- Dishes like this will make you famous. (image: Washingtonian)
Top Chef, in spite of being a very good reality show, is still a reality show. While the one-in-sixteen shot at winning a hundred large is a nice bonus, the draw for contestants is the instant fame. Top Chef is two things for contestants: the closest you’re going to get to Padma Lakshmi before the restraining order, and a weekly advertisement for your talent.
Talent! That’s the reason I watch the show. With a few exceptions (Project Runway and So You Think You Can Dance among them), the “talent” of most reality competitors is a thick stomach for banal conversation and a fervent desire not to, under any circumstances, make friends here. (They’re still better, however, than the festering human pustules one can find in any reality show involving the words “real”, “MTV”, or “Kardashian”.)
But Thomas Keller didn’t need a reality show. Neither did Jean-Georges or Jose Andres. (Mario Batali became Mario due to the exposure, but don’t forget he was huge – puncraft – in NYC before that). Top Chef is one way to get famous in the culinary industry. The other is to be a really fucking good chef.
If Mike Isabella had opened Graffiato only on the strength of his two deep runs on Top Chef, I probably would have visited it as a curiosity. I did the same for Spike’s burger place (solid, but not the best in town). At least they’re repping DC cuisine, right? But there was another factordrawing me toward’s Graffiato, even beyond K’s frothing desire to go which led her to blow untold workhours planning her meal with the menu online. Good Italian is tough to find in DC, and this was not an untested quantity: I’d always been impressed by Isabella’s Mediterranean takes over multiple visits to Zaytinya.

Tucked onto the storefronts on the slow side of the Verizon Center, Graffiato's warehousey feel was crowded, but charming.
At Zaytinya, Isabella was living out Andres’ vision for upscale Greek and Middle Eastern. At Graffiato, it’s his play on Italian: Italian through the eyes of an Italian-American family, a Jersey family. It’s somewhere between Mulberry Street and the Via Vittorio.
And it blew me away.
You’re constantly hearing writers talk about the experience of food and how it can take you away to other places. I’ve had some great meals and taken some trips, but I don’t think I understood that until I ate at Graffiato. I’ve eaten foie gras; I’ve just never been to France.

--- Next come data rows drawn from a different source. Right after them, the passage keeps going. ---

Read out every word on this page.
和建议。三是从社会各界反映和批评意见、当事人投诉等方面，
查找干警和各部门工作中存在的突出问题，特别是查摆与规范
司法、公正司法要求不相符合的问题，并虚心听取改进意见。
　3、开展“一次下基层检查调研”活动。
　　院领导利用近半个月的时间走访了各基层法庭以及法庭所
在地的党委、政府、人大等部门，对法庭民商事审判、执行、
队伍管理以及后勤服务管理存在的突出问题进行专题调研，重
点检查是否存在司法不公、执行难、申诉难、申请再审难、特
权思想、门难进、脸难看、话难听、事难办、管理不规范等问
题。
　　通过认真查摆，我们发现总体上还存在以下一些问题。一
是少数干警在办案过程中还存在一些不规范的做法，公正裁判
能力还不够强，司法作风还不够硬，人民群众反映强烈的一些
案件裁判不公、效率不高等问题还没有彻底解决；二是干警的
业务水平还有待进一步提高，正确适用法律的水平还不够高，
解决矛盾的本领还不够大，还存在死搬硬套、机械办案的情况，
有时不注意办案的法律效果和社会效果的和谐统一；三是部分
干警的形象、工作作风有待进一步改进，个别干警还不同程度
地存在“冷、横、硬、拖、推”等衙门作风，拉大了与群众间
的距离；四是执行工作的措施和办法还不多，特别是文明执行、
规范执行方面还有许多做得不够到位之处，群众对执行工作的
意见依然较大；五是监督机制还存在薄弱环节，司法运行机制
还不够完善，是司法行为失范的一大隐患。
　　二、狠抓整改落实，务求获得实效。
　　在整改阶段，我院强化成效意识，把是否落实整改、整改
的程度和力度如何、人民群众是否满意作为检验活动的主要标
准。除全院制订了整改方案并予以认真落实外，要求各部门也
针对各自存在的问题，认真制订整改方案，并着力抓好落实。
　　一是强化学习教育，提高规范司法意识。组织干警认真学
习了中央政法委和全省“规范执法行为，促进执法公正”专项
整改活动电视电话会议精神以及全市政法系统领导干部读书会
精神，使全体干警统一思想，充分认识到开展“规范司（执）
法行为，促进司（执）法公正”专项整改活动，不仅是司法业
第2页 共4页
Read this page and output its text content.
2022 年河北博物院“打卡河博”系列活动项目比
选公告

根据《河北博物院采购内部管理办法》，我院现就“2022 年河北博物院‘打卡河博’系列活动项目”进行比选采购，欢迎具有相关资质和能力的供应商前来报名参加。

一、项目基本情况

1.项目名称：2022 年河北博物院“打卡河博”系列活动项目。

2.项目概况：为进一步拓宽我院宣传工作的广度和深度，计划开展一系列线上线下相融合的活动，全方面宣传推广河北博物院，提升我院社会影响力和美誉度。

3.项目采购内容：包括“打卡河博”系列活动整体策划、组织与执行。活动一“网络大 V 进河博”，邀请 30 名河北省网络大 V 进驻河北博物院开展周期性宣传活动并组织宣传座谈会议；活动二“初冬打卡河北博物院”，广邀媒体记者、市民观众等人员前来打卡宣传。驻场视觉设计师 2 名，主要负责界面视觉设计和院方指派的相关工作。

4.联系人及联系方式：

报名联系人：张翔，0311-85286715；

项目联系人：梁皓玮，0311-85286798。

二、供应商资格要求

But I’ve been to my mother’s kitchen, and the roasted cauliflower and pecorino romano made my mouth water for her pasta y fagiole. I’ve been to Sorrento, and the sweet corn agnolotti, topped with chantrelle mushrooms, was feathery in my mouth, melty beautiful pasta laced with porky goodness. And the Jersey Shore pizza? By rights it should be a silly sideshow, topped with fried calamari and drizzled with red pepper aioli. In practice, it took me back to dinner with my grandparents, out at Laico’s in Jersey City, and for a few misty seconds I was lost in a memory of my family. (And it was damn delicious, at that.) By the time we got to his grandma’s gnocchi, I was blissed out – and yet I kept eating. I’m a sucker for saying it, but you could, actually, kind of taste the love. I will now unsubscribe from Bravo and say three Hail Riperts as penance.
There were no real misses on the menu. The polenta and meatballs were a little underwhelming, and honestly I thought the chicken thighs in pepperoni sauce (one of Isabella’s signature show dishes) weren’t as mindblowing as Tom Colicchio’s on-screen foodgasm made them out to be. Not perfect: but still excellent.
And the other little touches – the prosecco on tap, the off-menu zeppoles for dessert, and especially the olive oil emulsion that comes with the bread, all speak to Isabella’s top-to-bottom attention to detail. (That the bread doesn’t COME with the meal, so everybody can try it, is a rare misstep – especially given how good the sauces are. C’mon Mike!) It was crowded, but the server was on top of his game all night, and when the chef came out to make the rounds, I got to congratulate him on a job well done, which is the kind of thing that turns a great night into an unforgettable one.
Is Graffiato the best meal I’ve had in DC? No. That distinction is Restaurant Eve’s for their own particular brand of hyper-quality. But ask me the better question: is it the favorite meal I’ve had in DC? Well, if I’m to die tomorrow – sorry Eamon. I’m going back to Mike’s place.